La reacción de Jacob fue dramática (v.34): “rasgó sus vestidos, y puso cilicio sobre sus lomos, y guardó luto por su hijo muchos días”. Parte del quebranto de Jacob era pensar que él había enviado a su querido hijo a la muerte, al enviarlo sólo, a tan tierna edad. Viendo la tristeza y el quebranto de Jacob, sus demás hijos “se levantaron para consolarlo” (v.35a). ¡Qué tal fingimiento e hipocresía! ¿Con qué cara darían el ‘pésame’, sabiendo que José estaba vivo? Pero Jacob “no quiso recibir consuelo” (v.35b). La tristeza de Jacob era desesperada, y casi desequilibrada. Entre lágrimas dijo, “Descenderé enlutado a mi hijo hasta el Seol” (Gén 37:35). Su desesperación era total, y sus hijos optaron por no decirle nada. Con razón (aunque sin darse cuenta), Jacob rehusó recibir el consuelo de hipócritas.

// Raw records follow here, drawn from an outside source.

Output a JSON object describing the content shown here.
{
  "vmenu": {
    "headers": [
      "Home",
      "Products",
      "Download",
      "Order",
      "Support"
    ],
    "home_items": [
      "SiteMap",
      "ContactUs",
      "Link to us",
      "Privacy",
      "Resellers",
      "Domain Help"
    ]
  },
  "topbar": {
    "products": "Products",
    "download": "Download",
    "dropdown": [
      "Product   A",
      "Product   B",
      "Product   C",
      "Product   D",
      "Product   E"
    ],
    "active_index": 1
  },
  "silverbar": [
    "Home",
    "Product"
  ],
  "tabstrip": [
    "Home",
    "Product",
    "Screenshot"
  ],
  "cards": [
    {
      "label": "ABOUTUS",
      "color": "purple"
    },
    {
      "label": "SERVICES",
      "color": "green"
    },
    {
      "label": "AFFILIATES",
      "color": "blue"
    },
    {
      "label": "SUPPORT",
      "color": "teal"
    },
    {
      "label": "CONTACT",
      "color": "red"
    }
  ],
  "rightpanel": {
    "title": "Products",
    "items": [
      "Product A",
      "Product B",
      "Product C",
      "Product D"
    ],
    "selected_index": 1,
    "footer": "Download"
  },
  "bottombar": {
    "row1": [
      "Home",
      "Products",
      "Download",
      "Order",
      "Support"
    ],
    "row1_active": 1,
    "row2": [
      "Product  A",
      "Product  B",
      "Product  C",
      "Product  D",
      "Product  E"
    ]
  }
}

NOTA: ¿Dónde estaba la fe de Jacob en este momento? ¿Dónde estaba su entendimiento espiritual? Al parecer, se esfumaron ante la tristeza de la muerte de José. ¿No confió en las promesas de Dios? ¿No confió en los sueños que José le había enseñado?


Conclusión

El capítulo concluye con los comerciantes llegando a Egipto, y vendiendo a José a Potifar (v.36a). El hijo favorito de Jacob terminó siendo un esclavo en Egipto. José tuvo que cambiar la túnica elegante que su padre le dio, por la vestimenta de un esclavo. ¡Cuán incierta es la vida! Debemos estar preparados para los cambios bruscos que la vida nos puede dar.

Pero, Potifar no era cualquier persona. Era “oficial de Faraón, capitán de la guardia” (v.36b). La providencia divina estaba obrando, silenciosamente, entre los ‘escombros’ de la vida, para colocar a José en el lugar preciso dónde Dios quería que él estuviera, para continuar su formación personal, con el fin de que llegara a ser el salvador de su pueblo, y de todo Egipto.